Michel Dantin hurle au "déni démocratique", Thierry Repentin dénonce "un projet symbolique de la méthode du maire, une méthode sans concertation aucune avec les riverains, et une solution de parking qui date des années 80". Le premier jure qu'il mènera à bien ce projet phare, l'autre assure qu'en cas de victoire, il le modifiera profondément, "à défaut de pouvoir le démolir"
Quel monde d'après Covid-19 ?
Quand on leur demande comment ils ont appréhendé cette crise sanitaire sans précédent, tous les deux s'accordent au moins sur le fait que ce fut une épreuve inédite et saisissante, et qu'il faut en tirer des enseignements.Thierry Repentin retient "la solidarité, la résilience des habitants, la mise en lumière des fractures sociales et l'importance des services publics". Michel Dantin y a "vu les limites et les dangers de la mondialisation, et la nécessité de repenser les modèles économiques".
Les deux candidats sont plutôt, enfin, d'accord sur la nécessité de se préoccuper de l'environnement, du réchauffement climatique et de la nature, mais sur ce point-là non plus, ils ne sont pas sur la même longueur d'onde.
Michel Dantin parle du développement du vélo, même s'il "reconnaît, sans honte, qu'il y a 10 ans, il n'aurait pas parié un kopek sur les deux-roues", affiche son intention de faire rentrer encore plus la nature dans la ville, en terrassant et en végétalisant les toits, en créant des îlots de fraîcheur contre le réchauffement climatique.
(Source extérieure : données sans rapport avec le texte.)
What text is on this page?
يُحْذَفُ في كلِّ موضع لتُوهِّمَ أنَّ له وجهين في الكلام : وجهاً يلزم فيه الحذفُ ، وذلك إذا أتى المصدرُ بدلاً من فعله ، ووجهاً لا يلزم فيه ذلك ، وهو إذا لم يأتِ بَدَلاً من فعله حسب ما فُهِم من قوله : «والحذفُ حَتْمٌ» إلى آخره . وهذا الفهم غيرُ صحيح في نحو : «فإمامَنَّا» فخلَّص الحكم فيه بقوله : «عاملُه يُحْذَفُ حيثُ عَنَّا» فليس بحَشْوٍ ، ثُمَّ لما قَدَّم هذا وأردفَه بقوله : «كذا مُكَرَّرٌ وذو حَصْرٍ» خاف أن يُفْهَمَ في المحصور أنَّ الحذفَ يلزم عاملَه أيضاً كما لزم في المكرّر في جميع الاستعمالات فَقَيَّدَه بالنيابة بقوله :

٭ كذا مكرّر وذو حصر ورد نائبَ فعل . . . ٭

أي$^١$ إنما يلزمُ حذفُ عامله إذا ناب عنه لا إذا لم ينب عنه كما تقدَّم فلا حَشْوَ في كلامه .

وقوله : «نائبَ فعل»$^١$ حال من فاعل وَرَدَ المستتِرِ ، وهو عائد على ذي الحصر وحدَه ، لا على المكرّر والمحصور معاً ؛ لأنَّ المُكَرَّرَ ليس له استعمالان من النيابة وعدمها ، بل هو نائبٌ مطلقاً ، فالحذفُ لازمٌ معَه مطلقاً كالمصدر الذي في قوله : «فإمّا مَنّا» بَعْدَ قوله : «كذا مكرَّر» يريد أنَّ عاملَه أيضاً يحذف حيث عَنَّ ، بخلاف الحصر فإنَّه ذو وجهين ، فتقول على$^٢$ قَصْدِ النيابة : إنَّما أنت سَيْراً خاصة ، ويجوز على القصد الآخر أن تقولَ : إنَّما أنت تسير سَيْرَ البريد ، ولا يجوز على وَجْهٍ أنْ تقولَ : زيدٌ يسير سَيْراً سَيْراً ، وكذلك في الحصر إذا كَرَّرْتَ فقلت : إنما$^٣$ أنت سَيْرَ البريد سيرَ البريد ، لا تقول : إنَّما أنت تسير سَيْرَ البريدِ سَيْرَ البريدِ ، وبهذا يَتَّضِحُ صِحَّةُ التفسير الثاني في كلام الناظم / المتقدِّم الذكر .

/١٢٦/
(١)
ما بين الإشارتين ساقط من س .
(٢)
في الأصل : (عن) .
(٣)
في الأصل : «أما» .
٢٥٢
Thierry Repentin affirme que "l'environnement et la santé seront ses priorités, qu'il faut "mettre le paquet" sur la transition des transports, atteindre l'objectif zéro carbone, avant même les échéances fixées par la COP 21, et dans l'immédiat, offrir des repas 100% bio dans les cantines". Si notre programme sur ce point ne tenait pas la route, EELV ne nous aurait pas rejoints", glisse au passage l'ancien ministre, qui nomme Aurélie Le Meur. Façon de rappeller que c'est en tandem, que la différence se jouera, au second tour.